The BoK is expected to follow up on a May move with two more hikes, one per quarter, taking rates up to 2.25% by year end, based on a majority view of 17 of 28 economists.
Three expected rates to end the year at 2.50%, seven said 2% and one said 1.75%.
The majority view is up 25 basis points compared to the April poll, taking rates to a level last seen in the second half of 2014.
But there is no consensus that rates will climb above that beyond the end of this year.
“It would be difficult for policymakers to extend the rate-hike cycle into 2023, as we expect the peak-out of inflation in 2H22,” said Oh Suktae, an economist at Societe Generale.

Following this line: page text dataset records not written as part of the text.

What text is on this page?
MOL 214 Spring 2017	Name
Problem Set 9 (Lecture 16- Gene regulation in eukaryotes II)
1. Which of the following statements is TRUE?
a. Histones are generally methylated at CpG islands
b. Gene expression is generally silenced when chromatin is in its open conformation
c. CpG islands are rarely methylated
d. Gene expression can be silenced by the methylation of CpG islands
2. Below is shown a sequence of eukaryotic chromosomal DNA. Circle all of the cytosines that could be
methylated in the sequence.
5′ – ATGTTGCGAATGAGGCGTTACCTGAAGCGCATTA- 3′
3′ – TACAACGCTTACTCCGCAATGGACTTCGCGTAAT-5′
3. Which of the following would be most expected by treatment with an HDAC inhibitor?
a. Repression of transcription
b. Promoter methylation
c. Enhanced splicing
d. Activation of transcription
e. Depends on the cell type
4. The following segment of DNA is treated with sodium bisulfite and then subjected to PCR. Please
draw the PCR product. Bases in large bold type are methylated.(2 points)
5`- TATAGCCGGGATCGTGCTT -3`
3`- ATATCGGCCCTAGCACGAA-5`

A separate poll taken last month predicted South Korean inflation to average 3.3% this year, but fall to 2.0% in 2023.
Of 20 economists who provided an end-2023 rate view in the latest survey, nine said 2.50%, four said 2.25%, while the rest said 2.0% or lower.
With the won down this year, the BoK is under some pressure to keep hiking while the world’s biggest central bank is also raising rates, and at the moment, aggressively.
A separate Reuters survey showed the U.S. Federal Reserve will take the key interest rate to 2.50-2.75% by year end compared to 2.00-2.25% predicted just a month ago. [ECILT/US]
“A deteriorating balance of payments position at a time when the U.S. Fed is normalising monetary policy will also add impetus for the BoK to act sooner rather than later,” said Krystal Tan, economist at ANZ.
Earlier this month, the BoK’s newly-appointed Governor Rhee Chang-yong, due to chair his first policy meeting on Thursday, said he could consider bigger interest rate increases in coming months.